Salespeople know that there are only three TRUE criteria for qualification:

  1. prospects must be interested in speaking with them;
  2. the product must meet the prospect’s needs;
  3. and the sales contact must have the capability to make or drive a buying decision.

Unfortunately, these criteria can only be defined by prospects themselves, not by database searches or even by sales rep call reports.

The most successful sales of any product or service are those that occur when a potential buyer informs a sales organization that he or she is ready for serious discussions. The success of Webinars as lead generators has grown exponentially for that reason, but Webinars alone aren’t the full answer.
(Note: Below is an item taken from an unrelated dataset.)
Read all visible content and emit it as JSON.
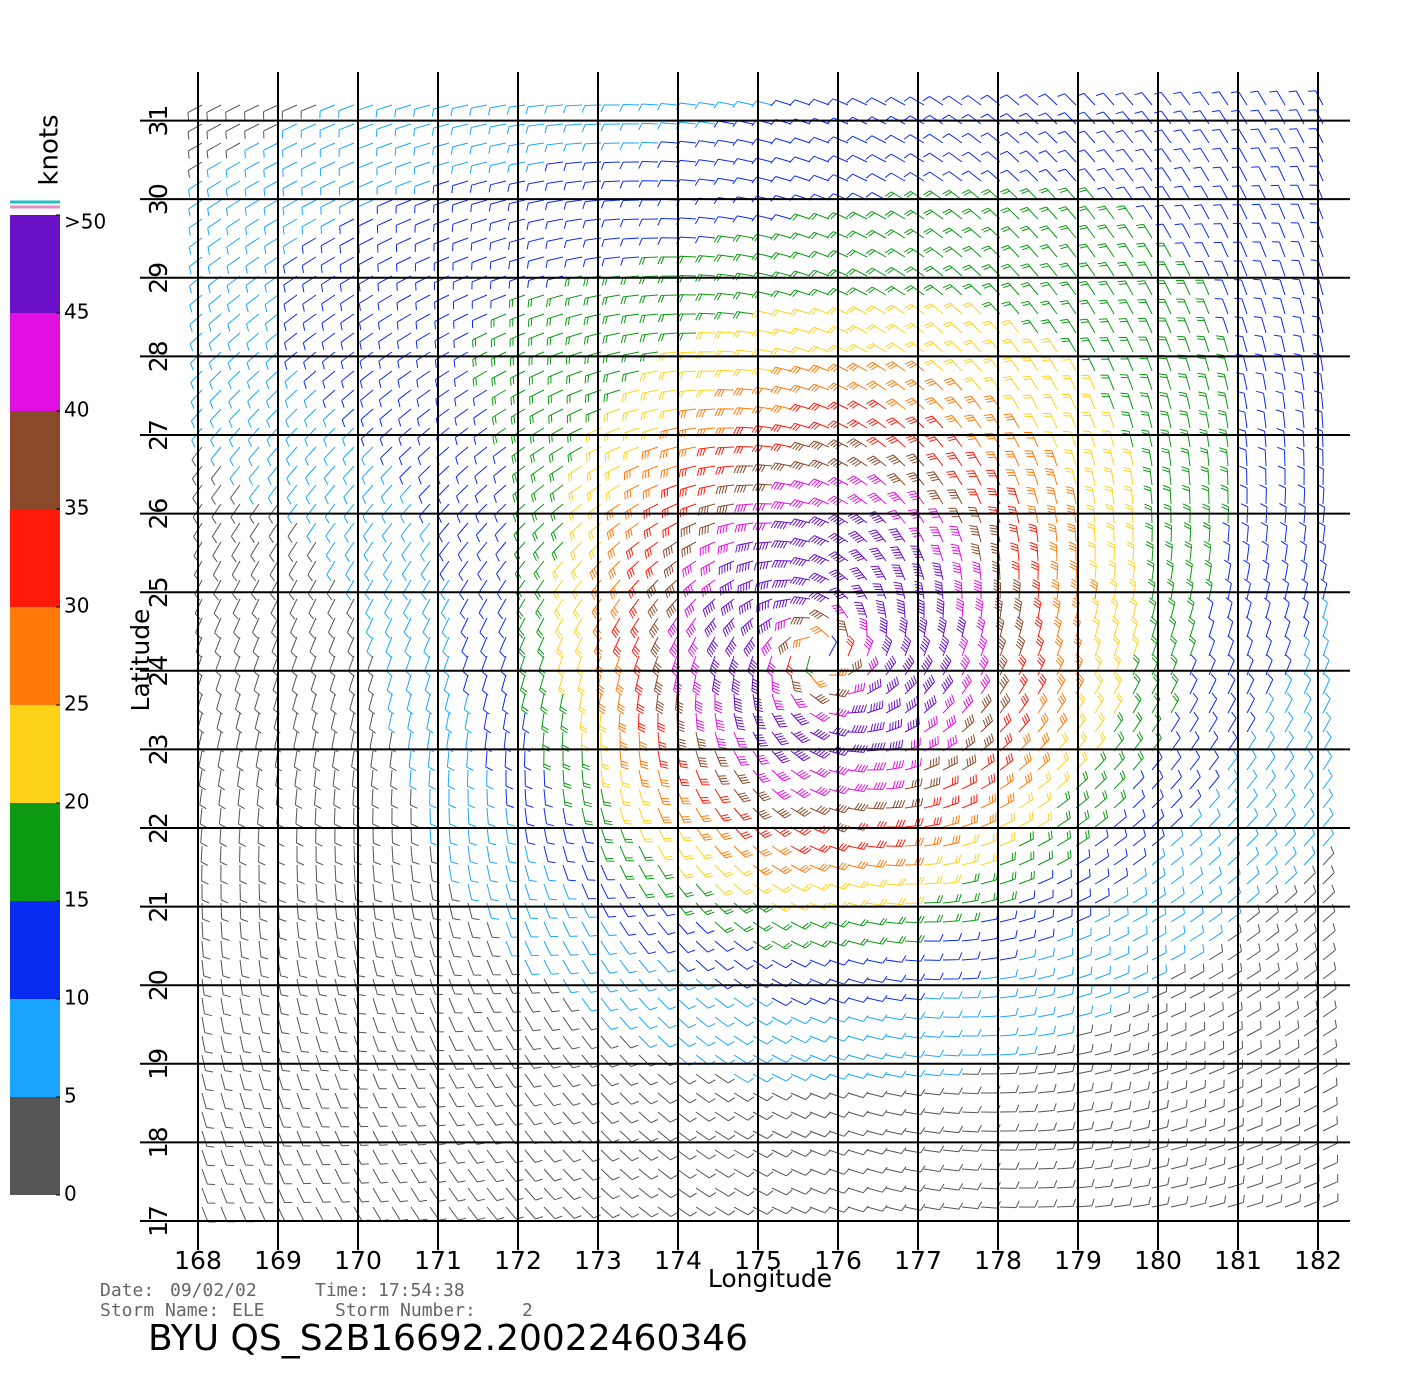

The fact that a potential prospect attended a Webinar is indeed an indication of some level of interest, but the overwhelming majority of attendees are not prospects, having participated for a variety of reasons other than buying interest.

Webinars on PresenterNet however, add the most important element for qualifying a true sales lead. By providing InterActors on slides that enable attendees to respond onscreen to various questions during a Webinar, they capture information directly from the potential prospect. These are the kinds of questions that a salesperson would want to ask if given the opportunity to speak candidly:

“Would you like us to call you for an appointment?”

“Do you have a need for the kind of product we sell?”

“Are you the decision maker, or should we contact another person in your organization?”

“Do you currently have funding to commit to this area?”

“On a scale of 1 to 10, how interested are you?”

“How do you see our product potentially fitting into your company’s plans?”

Answers to questions like these help sales people to find and close the very best opportunities. Interactive slides with these capabilities therefore become the missing links to making Webinars the top business drivers available to any sales organization worldwide.